Un gigante llamado Alberto
Massimo Vigneli, neoyorquino de Milán y autor de la imagen del Metro de Nueva York, fue Jurado de los premios Nacionales de España en su segunda edición. Le enseñaron un dossier de alguien, desconocido para él, y después de examinarlo atentamente, exclamó: «Esto no es un diseñador ¡Esto es un gigante!»
Era Alberto Corazón, que obtenía así el premio Nacional de Diseño en 1989. Y tenía razón Massimo Vigneli. Alberto era un gigante del Diseño y lo seguirá siendo si nuestra memoria y la historia le hacen la justicia que las dimensiones de su trabajo merecen.

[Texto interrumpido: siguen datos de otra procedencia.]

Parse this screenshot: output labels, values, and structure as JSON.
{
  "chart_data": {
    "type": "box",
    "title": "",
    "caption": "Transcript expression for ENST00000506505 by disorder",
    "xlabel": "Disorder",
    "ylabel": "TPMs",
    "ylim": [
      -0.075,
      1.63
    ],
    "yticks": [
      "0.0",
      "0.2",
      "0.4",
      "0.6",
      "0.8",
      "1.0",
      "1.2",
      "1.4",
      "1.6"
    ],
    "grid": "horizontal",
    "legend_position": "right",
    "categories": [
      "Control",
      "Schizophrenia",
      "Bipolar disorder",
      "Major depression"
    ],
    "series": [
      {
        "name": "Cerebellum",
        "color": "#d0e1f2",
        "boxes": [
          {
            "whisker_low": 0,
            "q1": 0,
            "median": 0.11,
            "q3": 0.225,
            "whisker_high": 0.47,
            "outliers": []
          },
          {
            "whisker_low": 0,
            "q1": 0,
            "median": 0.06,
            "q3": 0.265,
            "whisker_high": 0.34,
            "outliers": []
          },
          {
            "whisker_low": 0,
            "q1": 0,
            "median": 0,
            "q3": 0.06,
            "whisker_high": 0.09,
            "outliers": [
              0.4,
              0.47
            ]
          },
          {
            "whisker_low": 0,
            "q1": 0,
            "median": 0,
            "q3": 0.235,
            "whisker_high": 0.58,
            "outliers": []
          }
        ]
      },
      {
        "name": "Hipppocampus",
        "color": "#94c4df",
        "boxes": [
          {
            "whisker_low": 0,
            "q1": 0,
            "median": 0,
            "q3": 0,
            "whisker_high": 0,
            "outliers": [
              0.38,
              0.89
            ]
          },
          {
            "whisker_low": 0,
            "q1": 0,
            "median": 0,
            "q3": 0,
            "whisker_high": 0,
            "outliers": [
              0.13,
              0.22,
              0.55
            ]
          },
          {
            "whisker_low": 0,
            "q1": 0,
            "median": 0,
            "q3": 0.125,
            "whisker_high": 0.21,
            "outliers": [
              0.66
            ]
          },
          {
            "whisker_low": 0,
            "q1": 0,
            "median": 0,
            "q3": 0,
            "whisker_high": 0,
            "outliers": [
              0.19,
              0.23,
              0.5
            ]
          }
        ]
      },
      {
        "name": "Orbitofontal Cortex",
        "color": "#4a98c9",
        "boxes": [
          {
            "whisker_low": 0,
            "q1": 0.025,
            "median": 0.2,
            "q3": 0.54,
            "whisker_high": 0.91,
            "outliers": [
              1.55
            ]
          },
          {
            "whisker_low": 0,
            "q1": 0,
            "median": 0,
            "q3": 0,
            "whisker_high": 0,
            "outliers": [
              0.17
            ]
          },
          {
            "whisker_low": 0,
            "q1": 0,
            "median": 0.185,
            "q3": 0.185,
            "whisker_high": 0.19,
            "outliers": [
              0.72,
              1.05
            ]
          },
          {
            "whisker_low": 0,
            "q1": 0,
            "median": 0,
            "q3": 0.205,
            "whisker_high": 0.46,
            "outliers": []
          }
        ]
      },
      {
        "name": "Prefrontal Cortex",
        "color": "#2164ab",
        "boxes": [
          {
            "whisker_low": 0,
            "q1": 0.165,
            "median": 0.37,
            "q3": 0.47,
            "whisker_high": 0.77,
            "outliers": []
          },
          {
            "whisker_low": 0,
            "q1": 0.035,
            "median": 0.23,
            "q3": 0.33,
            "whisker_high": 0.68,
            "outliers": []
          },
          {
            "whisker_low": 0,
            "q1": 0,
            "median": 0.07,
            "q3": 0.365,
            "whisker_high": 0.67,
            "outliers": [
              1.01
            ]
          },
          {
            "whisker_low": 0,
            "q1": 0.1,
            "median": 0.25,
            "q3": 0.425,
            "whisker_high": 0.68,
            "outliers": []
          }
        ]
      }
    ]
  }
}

Ha diseñado magníficas cubiertas de libros, en su editorial, Alberto Corazón editor, o las de Visor Poesía, entre otras muchas. Es autor de carteles memorables como los del Teatro Clásico o los del Festival de Otoño de Madrid.
Sus marcas y logos juegan un papel protagonista en nuestra vida cotidiana: Cercanías, Anaya, ONCE, Paradores Nacionales, Biblioteca Nacional, Comunidad de La Rioja, etc. Su trabajo ha ayudado notablemente a cambiar la imagen de la España que salió de la dictadura necesitada de cambios. No valía una mano de pintura, necesitábamos un cambio radical pero sereno.
Alberto Corazón ayudó a realizar ese cambio: empresas, instituciones, iniciativas culturales, publicaciones y libros… Un trabajo que consistía más en idear el futuro de las cosas que en cambiar su imagen. Eran necesarias las herramientas del diseñador pero manejadas desde un alma de artista visionario o un economista pragmático. Alberto tenía los dos ingredientes; por eso, durante casi dos décadas, ese desafío le convirtió en gigante.
Cuando empecé a descubrir lo que significaba esta hermosa profesión del diseño, mis compañeros en un estudio de gráfica publicitaria me empezaron a llamar con sorna ‘Manolo Corazón’. Años más tarde Alberto se reía cuando se lo contaba.
Él ha sido un modelo y un referente para nuestro diseño y para muchos de nosotros. Ayer, rodeado de su mujer, Ana, y de sus hijos, Baruc, Oyer y Alberto, nos dejó huérfanos.
Le recordaremos al enfrentarnos al papel en blanco y a la pantalla vacía durante mucho, mucho tiempo.